Flickers of life in West Australian mining towns even as iron ore’s profits dim – by Calla Wahlquist (The Guardian – April 21, 2015)

http://www.theguardian.com/international

Some towns have gone, but others have diversified from iron ore to cattle farming and new businesses

Three hours from the centre of Western Australia’s iron ore industry, a scrubby patch of ground stands as a reminder of what happens to mining towns when the money moves on.

The patchy outline of a football oval is all that’s left of the town of Shay Gap, which once had a population of 650. Lang Coppin, an East Pilbara shire councillor whose family runs Yarrie Station, where the town was built, can spot it when he flies over the area in his helicopter – but that’s only because he knows where to look.

“You will drive past there now and if you didn’t know where the town was you wouldn’t believe it,” Coppin said. “You wouldn’t know you went past a town that once had schools, football ovals, shops.”

Founded by Mount Goldsworthy Mining Associates in the early 70s as a worker hub for nearby iron ore operations, Shay Gap closed two months after the mine ceased operation in February 1994.

Twenty years on, residents of the Pilbara’s small regional towns are again circling the wagons against a plummeting iron ore price which has seen junior miner Atlas Iron Ore put its operations on hold and prompted job losses at larger companies such as Fortescue Metal Group (FMG), BHP Billiton and Rio Tinto.

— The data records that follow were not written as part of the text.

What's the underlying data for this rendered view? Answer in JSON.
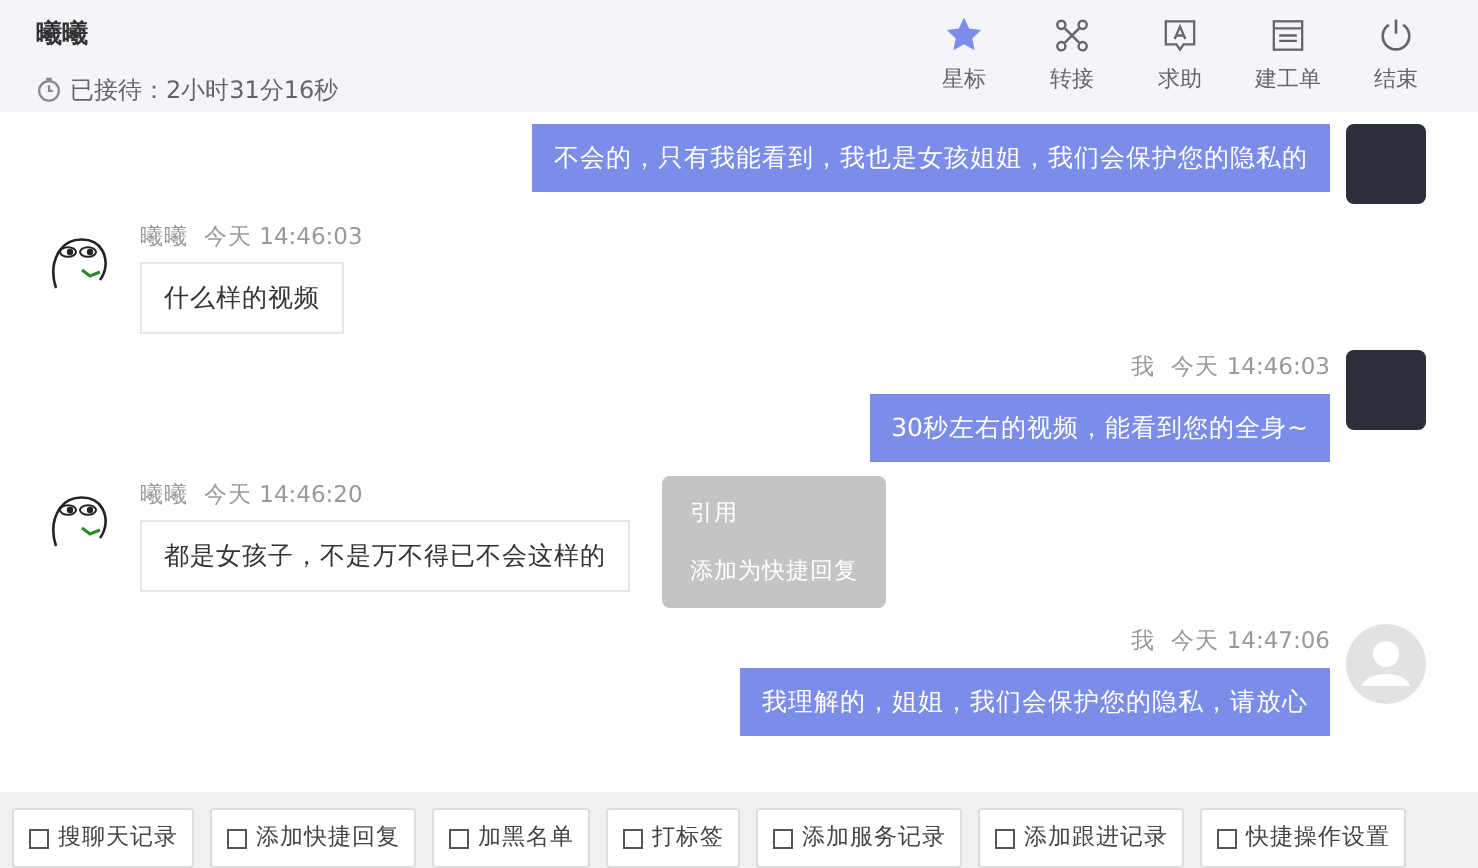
{
  "header": {
    "name": "曦曦",
    "wait_label": "已接待：2小时31分16秒",
    "actions": [
      {
        "kind": "star",
        "label": "星标",
        "on": true
      },
      {
        "kind": "transfer",
        "label": "转接",
        "on": false
      },
      {
        "kind": "help",
        "label": "求助",
        "on": false
      },
      {
        "kind": "ticket",
        "label": "建工单",
        "on": false
      },
      {
        "kind": "end",
        "label": "结束",
        "on": false
      }
    ]
  },
  "messages": [
    {
      "kind": "outgoing",
      "avatar": {
        "kind": "photo"
      },
      "text": "不会的，只有我能看到，我也是女孩姐姐，我们会保护您的隐私的"
    },
    {
      "kind": "incoming",
      "avatar": {
        "kind": "cartoon"
      },
      "sender": "曦曦",
      "time": "今天 14:46:03",
      "text": "什么样的视频"
    },
    {
      "kind": "outgoing",
      "avatar": {
        "kind": "photo"
      },
      "sender": "我",
      "time": "今天 14:46:03",
      "text": "30秒左右的视频，能看到您的全身~"
    },
    {
      "kind": "incoming",
      "avatar": {
        "kind": "cartoon"
      },
      "sender": "曦曦",
      "time": "今天 14:46:20",
      "text": "都是女孩子，不是万不得已不会这样的",
      "menu": [
        "引用",
        "添加为快捷回复"
      ]
    },
    {
      "kind": "outgoing",
      "avatar": {
        "kind": "default"
      },
      "sender": "我",
      "time": "今天 14:47:06",
      "text": "我理解的，姐姐，我们会保护您的隐私，请放心"
    }
  ],
  "toolbar": [
    "搜聊天记录",
    "添加快捷回复",
    "加黑名单",
    "打标签",
    "添加服务记录",
    "添加跟进记录",
    "快捷操作设置"
  ]
}
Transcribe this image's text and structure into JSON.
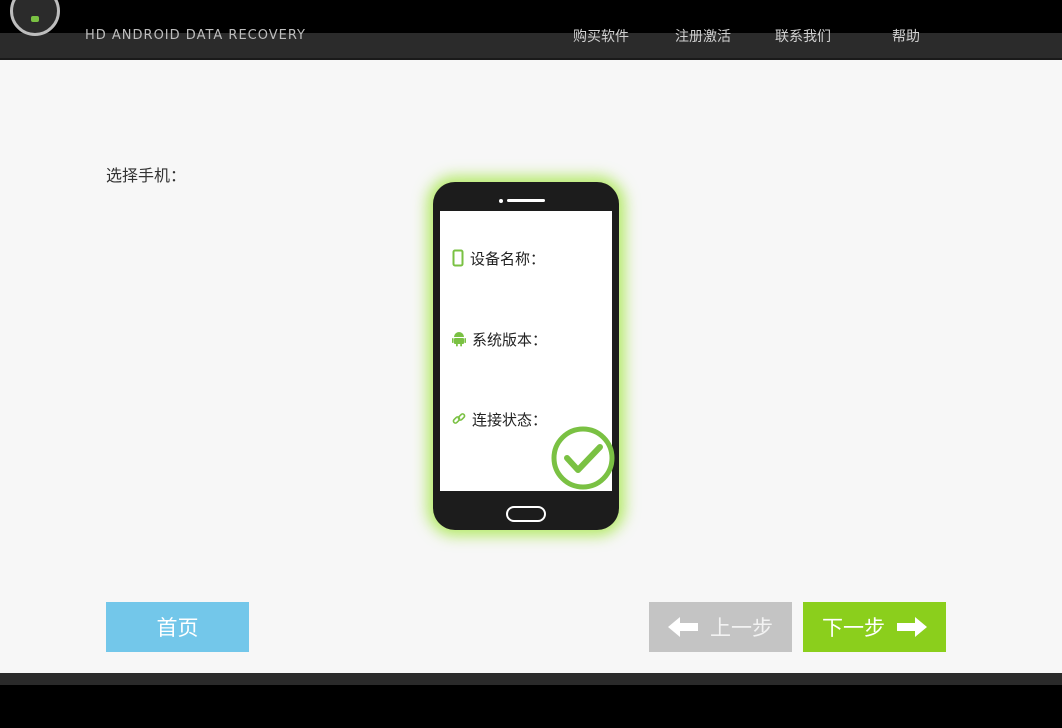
{
  "header": {
    "app_name": "HD ANDROID DATA RECOVERY",
    "nav": [
      "购买软件",
      "注册激活",
      "联系我们",
      "帮助"
    ]
  },
  "main": {
    "select_label": "选择手机：",
    "device": {
      "name_label": "设备名称：",
      "version_label": "系统版本：",
      "status_label": "连接状态：",
      "status_icon": "check-circle-icon"
    }
  },
  "buttons": {
    "home": "首页",
    "prev": "上一步",
    "next": "下一步"
  },
  "colors": {
    "accent_green": "#8bcf1c",
    "home_blue": "#73c7ea",
    "disabled_gray": "#c4c4c4"
  }
}
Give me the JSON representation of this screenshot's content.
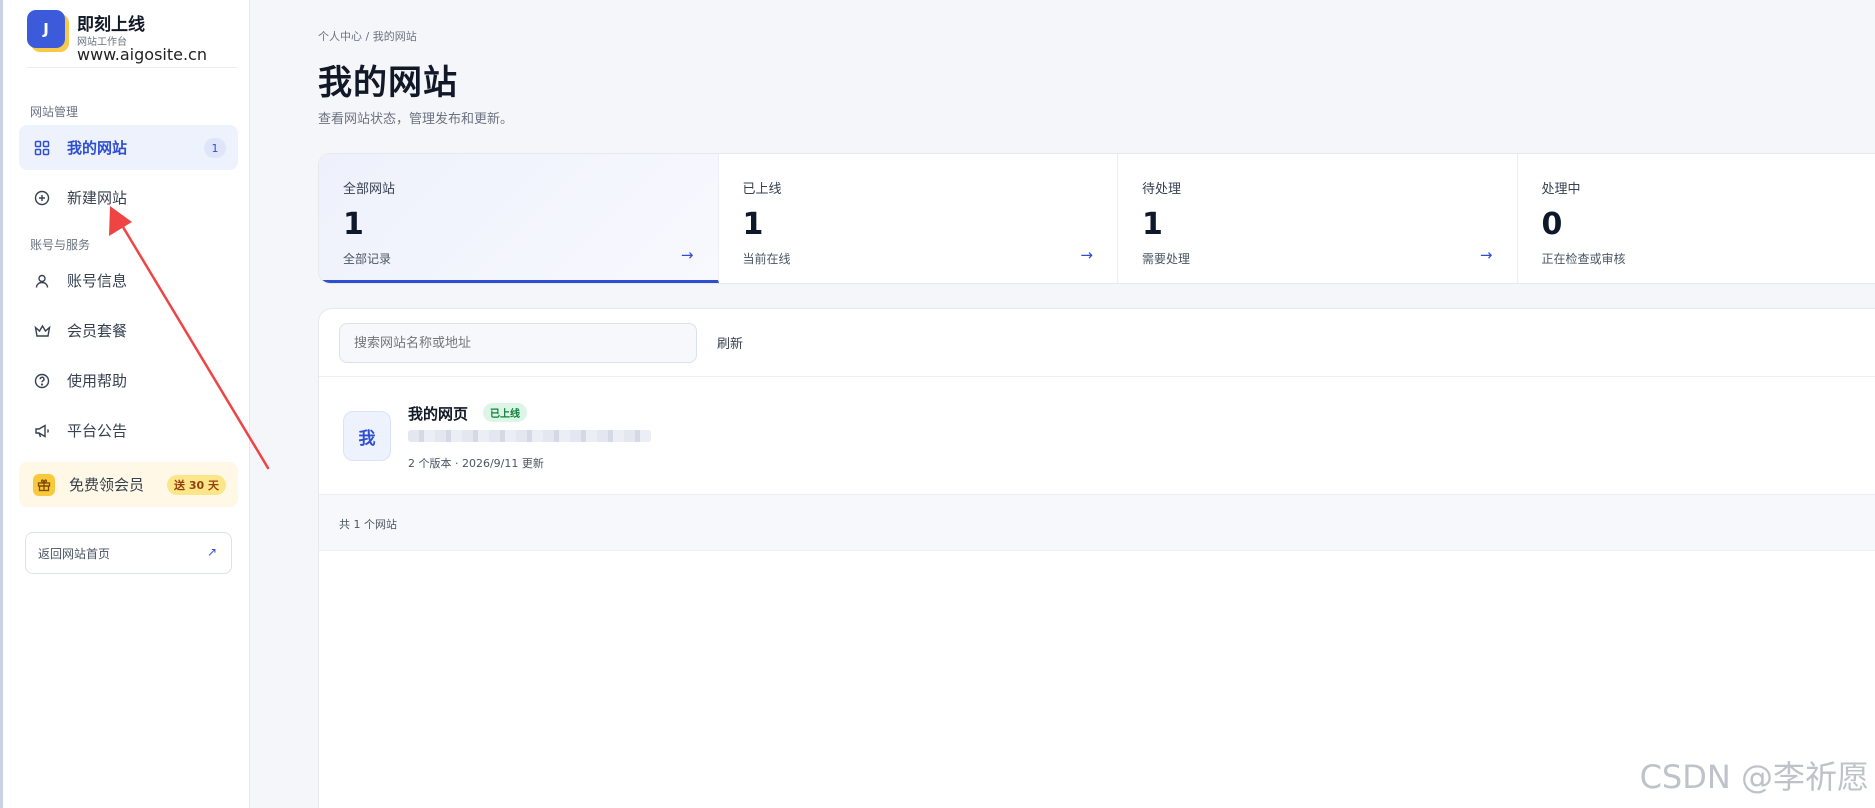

All three large miners have been put on negative watch by the ratings agency Standard and Poor’s.

Newman and Tom Price, both a few hours’ inland from the Pilbara hubs of Port Hedland and Karratha, are no longer on mining company land, like Shay Gap was, but still have the feel of company towns.

The Newman townsite was established by the now defunct Mount Newman Mining Company in 1968 to support the iron ore mine at Mount Whaleback, and was wholly owned by the mine until 1982 when it was opened up and handed over to local government.

Mount Whaleback was BHP’s first WA mine and, at 5km long, is the largest open-cut iron ore mine in the world.

Tom Price, 275km to the west, is a Rio Tinto town. Peter Foster, a local councillor for Ashburton shire, said at least one person in every household worked for the mining company. The rest work in service industries such as health and education, or for local businesses, but when the mining job goes, so does the family.